I wondered if auctioneers ever feel they ought to intervene if a client’s collecting spirals out of control. McElhatton is ambivalent. ‘We have a certain duty to advise our clients to make the best of their collection, but to a certain extent it’s none of our business. If they want to obsessively collect 50 things that are identical to things that they have, it’s their business,’ he says.

historic

‘If they’re getting themselves into financial difficulty because of it, I’d feel quite wary of talking to them about it because I’d feel it wasn’t really my concern, but there is a certain duty of care, perhaps. To be honest I haven’t been in that situation. A less honest auctioneer might just love that kind of situation and encourage the client to buy everything.’

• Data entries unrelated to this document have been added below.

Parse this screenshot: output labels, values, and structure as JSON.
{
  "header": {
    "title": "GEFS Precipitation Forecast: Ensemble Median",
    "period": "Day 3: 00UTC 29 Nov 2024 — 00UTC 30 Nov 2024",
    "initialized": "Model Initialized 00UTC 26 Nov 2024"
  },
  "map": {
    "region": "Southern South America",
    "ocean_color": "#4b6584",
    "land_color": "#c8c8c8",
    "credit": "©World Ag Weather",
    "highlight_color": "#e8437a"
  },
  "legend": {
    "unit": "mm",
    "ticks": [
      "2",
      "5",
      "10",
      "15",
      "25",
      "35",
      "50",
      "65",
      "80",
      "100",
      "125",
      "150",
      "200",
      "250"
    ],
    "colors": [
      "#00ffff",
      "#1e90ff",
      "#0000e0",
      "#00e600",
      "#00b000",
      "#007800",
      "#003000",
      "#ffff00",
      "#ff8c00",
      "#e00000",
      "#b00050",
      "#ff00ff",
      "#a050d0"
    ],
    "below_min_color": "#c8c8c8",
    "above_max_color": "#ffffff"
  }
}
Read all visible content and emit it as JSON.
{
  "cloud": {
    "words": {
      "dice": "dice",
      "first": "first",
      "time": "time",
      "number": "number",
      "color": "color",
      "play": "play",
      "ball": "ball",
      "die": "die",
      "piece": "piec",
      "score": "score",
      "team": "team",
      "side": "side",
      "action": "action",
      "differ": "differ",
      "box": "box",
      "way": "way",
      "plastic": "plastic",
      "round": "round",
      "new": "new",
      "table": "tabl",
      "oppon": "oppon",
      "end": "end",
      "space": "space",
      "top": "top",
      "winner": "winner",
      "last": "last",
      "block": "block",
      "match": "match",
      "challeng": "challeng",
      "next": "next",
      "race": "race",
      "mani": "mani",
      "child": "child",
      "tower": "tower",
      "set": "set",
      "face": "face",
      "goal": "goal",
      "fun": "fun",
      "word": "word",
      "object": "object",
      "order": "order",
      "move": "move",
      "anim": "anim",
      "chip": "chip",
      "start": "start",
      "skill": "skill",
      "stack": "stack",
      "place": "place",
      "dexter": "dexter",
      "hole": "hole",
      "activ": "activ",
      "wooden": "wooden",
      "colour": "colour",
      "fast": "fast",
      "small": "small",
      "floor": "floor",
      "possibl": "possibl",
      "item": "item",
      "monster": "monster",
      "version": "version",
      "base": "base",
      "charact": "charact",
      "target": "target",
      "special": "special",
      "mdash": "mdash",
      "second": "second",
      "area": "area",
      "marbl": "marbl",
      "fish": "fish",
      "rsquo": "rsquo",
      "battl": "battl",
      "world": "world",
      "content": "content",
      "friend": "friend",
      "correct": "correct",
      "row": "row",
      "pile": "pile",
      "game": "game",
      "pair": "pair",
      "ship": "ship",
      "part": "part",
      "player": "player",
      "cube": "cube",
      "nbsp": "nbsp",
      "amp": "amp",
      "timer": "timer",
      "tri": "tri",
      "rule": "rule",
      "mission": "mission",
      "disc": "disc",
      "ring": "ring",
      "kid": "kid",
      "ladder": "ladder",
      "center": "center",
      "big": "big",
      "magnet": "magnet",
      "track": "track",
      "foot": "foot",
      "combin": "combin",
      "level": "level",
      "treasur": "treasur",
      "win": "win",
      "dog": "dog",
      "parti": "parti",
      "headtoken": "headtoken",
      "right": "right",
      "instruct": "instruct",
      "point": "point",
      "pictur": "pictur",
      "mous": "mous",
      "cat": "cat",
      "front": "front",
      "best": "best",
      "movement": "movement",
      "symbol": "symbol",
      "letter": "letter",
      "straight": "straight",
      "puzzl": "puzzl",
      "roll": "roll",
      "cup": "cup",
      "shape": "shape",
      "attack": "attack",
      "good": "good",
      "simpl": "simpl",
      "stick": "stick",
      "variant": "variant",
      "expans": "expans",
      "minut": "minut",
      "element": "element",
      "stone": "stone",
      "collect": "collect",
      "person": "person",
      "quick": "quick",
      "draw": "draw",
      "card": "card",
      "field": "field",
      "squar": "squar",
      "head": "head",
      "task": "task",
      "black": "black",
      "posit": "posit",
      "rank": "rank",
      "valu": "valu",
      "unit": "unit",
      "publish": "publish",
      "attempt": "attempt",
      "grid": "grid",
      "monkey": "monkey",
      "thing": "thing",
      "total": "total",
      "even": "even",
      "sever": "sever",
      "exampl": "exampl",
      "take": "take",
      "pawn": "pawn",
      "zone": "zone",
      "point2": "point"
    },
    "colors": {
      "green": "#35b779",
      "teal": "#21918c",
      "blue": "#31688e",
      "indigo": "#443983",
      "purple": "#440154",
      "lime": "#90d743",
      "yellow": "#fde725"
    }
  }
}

When someone’s collection extends beyond their means, it can be time to sell. We tend to imagine this as a very sad occasion for the passionate collector, but McElhatton notes this isn’t always the case. ‘I’ve seen the release be cathartic for some people, in that it has been so obsessive and the collection has taken up so much of their life that when it comes to dispersing it and removing it from their life in some cases it becomes a relief,’ he says.

There’s little risk that a Christie’s client will find themselves on Obsessive Compulsive Hoarder, but perhaps collecting is a more dangerous hobby than most enthusiasts care to admit.

Similarly, if one mark of hoarding is the distress is causes, could it be that the wealthy are simply insulated, thanks to larger houses and domestic staff, from some of the effects of their reckless acquisitions? There is therefore certainly the possibility that the old cliché holds true, that while the poor are mad the rich are merely eccentric.